Monday Seminar:
Valerie Barske
UW System Fellow (2013-2014)
History, UW-Stevens Point
On June 30, 1959, a U.S. military jet crashed into Miyamori Elementary School killing 12 students, 6 citizens, and injuring 200 others in Okinawa, Japan. American sources including Time characterized the pilot’s actions as heroic, calling this event one of few “accidents” to affect Okinawans since the WWII Battle of Okinawa (April 1-June 23, 1945). Okinawan survivors, in contrast, later articulated how their physical trauma was intensified by shame for not protecting their children from the Cold War realities of a long-term U.S. military occupation (1945-1972). In 2009, local citizens including the performance activist group “Half Century Miyamori” launched an initiative to unearth oral history testimonies proclaiming “Even though we want to forget, we do not wish to forget, we must not forget.”
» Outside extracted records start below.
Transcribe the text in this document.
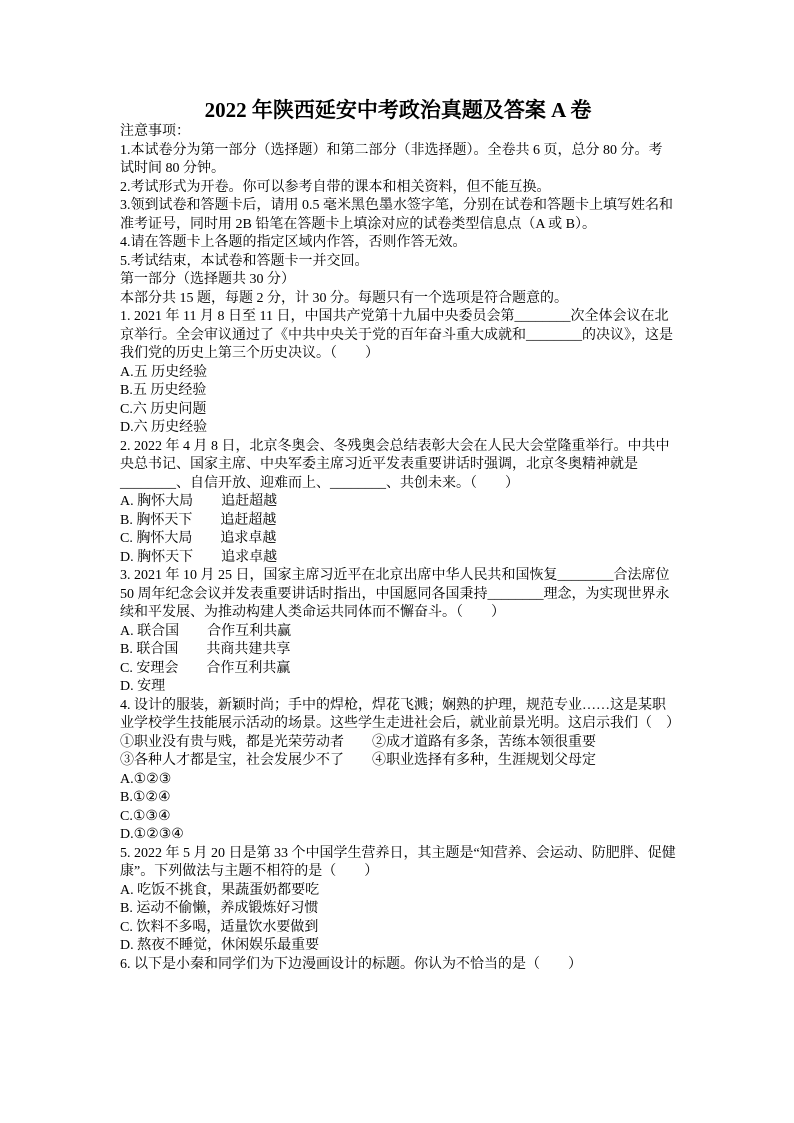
2022 年陕西延安中考政治真题及答案 A 卷

注意事项：

1.本试卷分为第一部分（选择题）和第二部分（非选择题）。全卷共 6 页，总分 80 分。考试时间 80 分钟。

2.考试形式为开卷。你可以参考自带的课本和相关资料，但不能互换。

3.领到试卷和答题卡后，请用 0.5 毫米黑色墨水签字笔，分别在试卷和答题卡上填写姓名和准考证号，同时用 2B 铅笔在答题卡上填涂对应的试卷类型信息点（A 或 B）。

4.请在答题卡上各题的指定区域内作答，否则作答无效。

5.考试结束，本试卷和答题卡一并交回。

第一部分（选择题共 30 分）

本部分共 15 题，每题 2 分，计 30 分。每题只有一个选项是符合题意的。

1. 2021 年 11 月 8 日至 11 日，中国共产党第十九届中央委员会第________次全体会议在北京举行。全会审议通过了《中共中央关于党的百年奋斗重大成就和________的决议》，这是我们党的历史上第三个历史决议。（　　）

A.五 历史经验

B.五 历史经验

C.六 历史问题

D.六 历史经验

2. 2022 年 4 月 8 日，北京冬奥会、冬残奥会总结表彰大会在人民大会堂隆重举行。中共中央总书记、国家主席、中央军委主席习近平发表重要讲话时强调，北京冬奥精神就是________、自信开放、迎难而上、________、共创未来。（　　）

A. 胸怀大局　　追赶超越

B. 胸怀天下　　追赶超越

C. 胸怀大局　　追求卓越

D. 胸怀天下　　追求卓越

3. 2021 年 10 月 25 日，国家主席习近平在北京出席中华人民共和国恢复________合法席位 50 周年纪念会议并发表重要讲话时指出，中国愿同各国秉持________理念，为实现世界永续和平发展、为推动构建人类命运共同体而不懈奋斗。（　　）

A. 联合国　　合作互利共赢

B. 联合国　　共商共建共享

C. 安理会　　合作互利共赢

D. 安理

4. 设计的服装，新颖时尚；手中的焊枪，焊花飞溅；娴熟的护理，规范专业……这是某职业学校学生技能展示活动的场景。这些学生走进社会后，就业前景光明。这启示我们（　）

①职业没有贵与贱，都是光荣劳动者　　②成才道路有多条，苦练本领很重要

③各种人才都是宝，社会发展少不了　　④职业选择有多种，生涯规划父母定

A.①②③

B.①②④

C.①③④

D.①②③④

5. 2022 年 5 月 20 日是第 33 个中国学生营养日，其主题是“知营养、会运动、防肥胖、促健康”。下列做法与主题不相符的是（　　）

A. 吃饭不挑食，果蔬蛋奶都要吃

B. 运动不偷懒，养成锻炼好习惯

C. 饮料不多喝，适量饮水要做到

D. 熬夜不睡觉，休闲娱乐最重要

6. 以下是小秦和同学们为下边漫画设计的标题。你认为不恰当的是（　　）
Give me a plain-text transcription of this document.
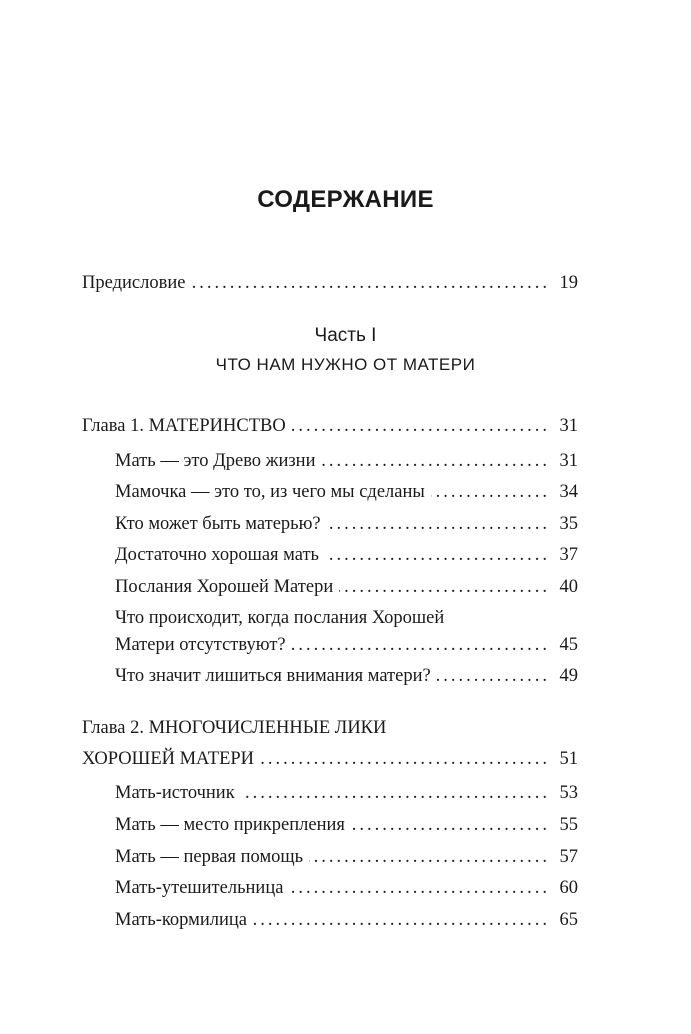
СОДЕРЖАНИЕ
Предисловие .....	19
Часть I
ЧТО НАМ НУЖНО ОТ МАТЕРИ
Глава 1. МАТЕРИНСТВО .....	31
Мать — это Древо жизни .....	31
Мамочка — это то, из чего мы сделаны .....	34
Кто может быть матерью? .....	35
Достаточно хорошая мать .....	37
Послания Хорошей Матери .....	40
Что происходит, когда послания Хорошей
Матери отсутствуют? .....	45
Что значит лишиться внимания матери? .....	49
Глава 2. МНОГОЧИСЛЕННЫЕ ЛИКИ
ХОРОШЕЙ МАТЕРИ .....	51
Мать-источник .....	53
Мать — место прикрепления .....	55
Мать — первая помощь .....	57
Мать-утешительница .....	60
Мать-кормилица .....	65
This seminar focuses on my book project, which employs the historical site of the 1959 crash as a vehicle for analyzing trauma, peace, and performance in postwar Okinawa. Highlighting visual archival sources and ethnographic data, I provide an overview of individual chapters that situate Okinawa within a cultural historical landscape spanning from imperial Japan through contemporary neoliberal globalization. I summarize the theoretical framework of “dynamic embodiment” and conclude with an excerpt from my chapter that traces gendered and embodied discourses of “peace” in the 2009 Half Century Miyamori theatrical performance, Droplets of the Garcinia Tree.
Valerie H. Barske is an IRH UW System Fellow and an Assistant Professor of History at the University of Wisconsin Stevens Point, where she teaches courses on East Asia, Women in Japan, Modern China, and Comparative U.S. Occupations. Her most recent publication focuses on the visual representations of colonial Okinawan women featured in Japanese pictorial magazines, newspaper articles, and didactic texts from 1913-1943. The current book project is based on archival and ethnographic research in Okinawa and mainland Japan generously funded by two Fulbright grants, the Blakemore Foundation, and UWSP’s COLS New Faculty Research Funds.